LightZero
LightZero copied to clipboard
Stochastic MuZero MLP Issues Related to Chance Space
When I try to train a model using stochastic muzero MLP with chance encoder, I am getting error related to indexing at this line: https://github.com/opendilab/LightZero/blob/f1511fb5cdda4d31e61c5831c877d36215b49b22/lzero/model/stochastic_muzero_model_mlp.py#L172
This is because _dynamics
receives chance as input, so the size considered while encoding should be self.chance_space_size
, as in the conv model.
When I fixed that, I faced another issue of matrix size mismatch, which is caused by wrong dimension in this line: https://github.com/opendilab/LightZero/blob/f1511fb5cdda4d31e61c5831c877d36215b49b22/lzero/model/stochastic_muzero_model_mlp.py#L220
To fix this, I changed dimension passed to dynamics_network
initialisation to self.chance_space_size
here: https://github.com/opendilab/LightZero/blob/f1511fb5cdda4d31e61c5831c877d36215b49b22/lzero/model/stochastic_muzero_model_mlp.py#L116
After this, I faced another issue of matrix size mismatch, which is caused by using dynamics_network
in _afterstate_dynamics
function.

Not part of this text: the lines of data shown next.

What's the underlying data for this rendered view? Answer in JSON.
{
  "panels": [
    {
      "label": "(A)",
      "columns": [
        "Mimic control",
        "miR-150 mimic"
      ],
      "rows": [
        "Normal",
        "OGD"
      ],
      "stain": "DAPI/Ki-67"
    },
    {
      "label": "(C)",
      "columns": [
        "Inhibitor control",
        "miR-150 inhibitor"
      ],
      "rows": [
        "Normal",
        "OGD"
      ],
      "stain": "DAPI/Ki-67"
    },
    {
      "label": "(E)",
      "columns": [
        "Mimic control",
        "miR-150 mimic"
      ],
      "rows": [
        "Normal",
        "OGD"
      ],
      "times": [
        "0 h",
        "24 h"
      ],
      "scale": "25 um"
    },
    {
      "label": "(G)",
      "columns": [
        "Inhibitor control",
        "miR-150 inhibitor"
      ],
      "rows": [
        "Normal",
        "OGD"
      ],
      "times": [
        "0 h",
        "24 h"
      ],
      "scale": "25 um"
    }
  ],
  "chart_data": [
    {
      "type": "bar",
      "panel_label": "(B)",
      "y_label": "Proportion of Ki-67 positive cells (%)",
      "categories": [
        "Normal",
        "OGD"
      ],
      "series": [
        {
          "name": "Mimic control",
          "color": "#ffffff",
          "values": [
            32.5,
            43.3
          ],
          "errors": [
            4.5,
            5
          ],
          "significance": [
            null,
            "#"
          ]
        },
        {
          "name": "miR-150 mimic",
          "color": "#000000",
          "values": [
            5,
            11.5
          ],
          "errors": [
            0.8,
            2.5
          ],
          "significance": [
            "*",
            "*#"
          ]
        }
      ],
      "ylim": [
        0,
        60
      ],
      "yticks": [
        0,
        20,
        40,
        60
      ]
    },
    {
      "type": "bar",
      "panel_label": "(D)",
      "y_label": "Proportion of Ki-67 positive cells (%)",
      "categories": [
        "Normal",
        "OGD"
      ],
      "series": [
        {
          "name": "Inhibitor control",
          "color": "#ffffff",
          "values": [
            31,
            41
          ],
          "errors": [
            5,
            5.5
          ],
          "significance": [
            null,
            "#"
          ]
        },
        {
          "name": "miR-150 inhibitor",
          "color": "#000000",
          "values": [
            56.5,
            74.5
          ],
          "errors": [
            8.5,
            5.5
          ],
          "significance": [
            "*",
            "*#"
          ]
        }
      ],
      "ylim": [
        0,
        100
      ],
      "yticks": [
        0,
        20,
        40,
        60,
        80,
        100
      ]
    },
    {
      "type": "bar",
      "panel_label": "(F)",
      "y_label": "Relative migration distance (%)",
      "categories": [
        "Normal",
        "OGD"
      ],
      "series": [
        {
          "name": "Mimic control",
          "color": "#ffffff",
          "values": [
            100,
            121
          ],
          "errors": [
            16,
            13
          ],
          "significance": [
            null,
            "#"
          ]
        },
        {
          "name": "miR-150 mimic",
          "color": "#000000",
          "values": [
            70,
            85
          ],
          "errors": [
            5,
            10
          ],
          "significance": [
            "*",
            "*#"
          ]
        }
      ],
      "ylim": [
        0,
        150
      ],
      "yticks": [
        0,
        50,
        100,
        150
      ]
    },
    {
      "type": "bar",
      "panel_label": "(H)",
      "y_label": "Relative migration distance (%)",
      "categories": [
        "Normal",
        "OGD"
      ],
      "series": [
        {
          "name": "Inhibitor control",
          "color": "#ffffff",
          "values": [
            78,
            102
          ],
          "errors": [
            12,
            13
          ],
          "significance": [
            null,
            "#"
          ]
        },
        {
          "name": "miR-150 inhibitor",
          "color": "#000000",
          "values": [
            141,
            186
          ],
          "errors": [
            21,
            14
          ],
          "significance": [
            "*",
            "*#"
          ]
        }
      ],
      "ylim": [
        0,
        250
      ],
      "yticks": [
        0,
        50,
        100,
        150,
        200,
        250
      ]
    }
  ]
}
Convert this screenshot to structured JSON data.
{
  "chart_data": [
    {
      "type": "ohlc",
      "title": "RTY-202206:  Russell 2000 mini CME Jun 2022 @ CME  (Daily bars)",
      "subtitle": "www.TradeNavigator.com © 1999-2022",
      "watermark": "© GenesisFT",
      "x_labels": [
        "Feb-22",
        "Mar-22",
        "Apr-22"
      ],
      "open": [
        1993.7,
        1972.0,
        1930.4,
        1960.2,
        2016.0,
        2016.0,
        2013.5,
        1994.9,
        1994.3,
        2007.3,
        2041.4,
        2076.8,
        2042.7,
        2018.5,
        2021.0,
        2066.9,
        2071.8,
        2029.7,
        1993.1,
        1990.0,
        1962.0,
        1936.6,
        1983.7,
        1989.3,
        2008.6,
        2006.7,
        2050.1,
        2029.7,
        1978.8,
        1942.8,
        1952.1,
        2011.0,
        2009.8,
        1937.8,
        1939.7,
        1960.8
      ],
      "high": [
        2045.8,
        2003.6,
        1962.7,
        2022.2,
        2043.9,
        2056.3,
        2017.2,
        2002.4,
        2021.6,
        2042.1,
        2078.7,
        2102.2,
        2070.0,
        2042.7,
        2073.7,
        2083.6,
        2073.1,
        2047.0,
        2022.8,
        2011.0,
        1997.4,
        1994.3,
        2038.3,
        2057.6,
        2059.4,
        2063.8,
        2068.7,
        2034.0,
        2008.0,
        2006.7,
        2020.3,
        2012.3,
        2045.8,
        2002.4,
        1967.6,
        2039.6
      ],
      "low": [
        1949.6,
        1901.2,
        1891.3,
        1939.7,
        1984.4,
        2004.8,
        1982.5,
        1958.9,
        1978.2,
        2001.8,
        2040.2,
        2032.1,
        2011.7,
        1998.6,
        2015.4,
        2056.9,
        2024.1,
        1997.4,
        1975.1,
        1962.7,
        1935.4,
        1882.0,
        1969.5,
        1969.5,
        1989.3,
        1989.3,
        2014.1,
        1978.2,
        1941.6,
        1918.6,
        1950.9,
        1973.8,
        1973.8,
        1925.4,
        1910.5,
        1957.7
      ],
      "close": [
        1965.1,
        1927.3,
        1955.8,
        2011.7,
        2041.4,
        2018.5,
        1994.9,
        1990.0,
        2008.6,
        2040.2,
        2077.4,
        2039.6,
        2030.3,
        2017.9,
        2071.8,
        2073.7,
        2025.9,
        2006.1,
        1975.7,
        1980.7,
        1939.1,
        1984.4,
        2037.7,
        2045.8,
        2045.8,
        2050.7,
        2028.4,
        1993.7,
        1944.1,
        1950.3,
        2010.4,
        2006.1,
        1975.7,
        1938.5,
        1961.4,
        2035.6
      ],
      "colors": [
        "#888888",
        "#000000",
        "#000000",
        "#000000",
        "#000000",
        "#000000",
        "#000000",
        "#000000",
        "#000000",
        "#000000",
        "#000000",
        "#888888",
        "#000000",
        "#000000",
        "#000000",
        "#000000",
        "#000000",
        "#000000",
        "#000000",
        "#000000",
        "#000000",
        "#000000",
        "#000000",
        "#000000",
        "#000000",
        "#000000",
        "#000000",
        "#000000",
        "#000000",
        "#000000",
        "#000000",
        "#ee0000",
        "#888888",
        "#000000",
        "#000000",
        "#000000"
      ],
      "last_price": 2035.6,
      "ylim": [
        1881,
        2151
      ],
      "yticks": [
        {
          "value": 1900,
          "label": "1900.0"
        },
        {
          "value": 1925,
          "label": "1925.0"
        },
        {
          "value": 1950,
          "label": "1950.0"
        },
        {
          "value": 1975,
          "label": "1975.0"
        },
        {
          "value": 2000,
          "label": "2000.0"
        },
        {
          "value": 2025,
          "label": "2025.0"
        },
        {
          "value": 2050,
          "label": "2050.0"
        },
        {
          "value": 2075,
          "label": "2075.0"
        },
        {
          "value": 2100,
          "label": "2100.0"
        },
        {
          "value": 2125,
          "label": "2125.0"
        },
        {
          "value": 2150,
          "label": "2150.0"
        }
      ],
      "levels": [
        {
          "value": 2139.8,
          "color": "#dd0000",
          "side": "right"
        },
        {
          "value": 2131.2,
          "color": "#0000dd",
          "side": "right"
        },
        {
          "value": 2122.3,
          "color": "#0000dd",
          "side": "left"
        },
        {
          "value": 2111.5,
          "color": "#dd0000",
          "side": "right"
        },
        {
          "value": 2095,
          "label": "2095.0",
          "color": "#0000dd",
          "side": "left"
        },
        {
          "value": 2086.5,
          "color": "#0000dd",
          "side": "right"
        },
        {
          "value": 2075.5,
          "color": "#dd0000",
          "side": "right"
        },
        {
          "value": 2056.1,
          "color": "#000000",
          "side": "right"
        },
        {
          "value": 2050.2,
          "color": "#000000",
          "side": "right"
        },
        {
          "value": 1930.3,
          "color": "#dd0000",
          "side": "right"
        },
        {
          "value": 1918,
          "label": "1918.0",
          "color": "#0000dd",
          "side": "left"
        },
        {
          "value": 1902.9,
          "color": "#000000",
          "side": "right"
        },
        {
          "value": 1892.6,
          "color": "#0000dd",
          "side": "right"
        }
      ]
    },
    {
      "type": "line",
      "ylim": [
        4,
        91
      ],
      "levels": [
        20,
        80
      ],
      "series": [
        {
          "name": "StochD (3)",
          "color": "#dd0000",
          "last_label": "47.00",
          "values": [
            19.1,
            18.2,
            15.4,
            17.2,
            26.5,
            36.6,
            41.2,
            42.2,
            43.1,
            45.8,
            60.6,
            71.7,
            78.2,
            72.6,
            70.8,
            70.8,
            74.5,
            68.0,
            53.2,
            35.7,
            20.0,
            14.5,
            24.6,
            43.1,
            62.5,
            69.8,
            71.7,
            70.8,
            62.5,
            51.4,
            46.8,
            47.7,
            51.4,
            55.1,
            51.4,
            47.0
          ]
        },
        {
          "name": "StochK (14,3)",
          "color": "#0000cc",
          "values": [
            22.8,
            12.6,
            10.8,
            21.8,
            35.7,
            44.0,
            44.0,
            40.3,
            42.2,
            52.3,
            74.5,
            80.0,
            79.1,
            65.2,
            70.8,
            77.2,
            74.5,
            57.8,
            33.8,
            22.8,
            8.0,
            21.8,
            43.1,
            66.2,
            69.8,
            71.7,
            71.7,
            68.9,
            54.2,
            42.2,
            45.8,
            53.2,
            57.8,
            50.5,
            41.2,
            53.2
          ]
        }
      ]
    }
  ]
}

In conv
model, it uses afterstate_dynamics_network
. Link: https://github.com/opendilab/LightZero/blob/f1511fb5cdda4d31e61c5831c877d36215b49b22/lzero/model/stochastic_muzero_model_mlp.py#L277
So I also changed this line to use afterstate_dynamics_network
.
After making these changes, model is training and loss is going down and I didn't face any other error.
I think there should be either a new variable for chance_encoding_dim
or chance encoding should be fixed to either one-hot or not one-hot in _dynamics
function.
Please confirm whether this is correct way to fix or did I miss anything?
I will be glad to submit a PR with these changes if required.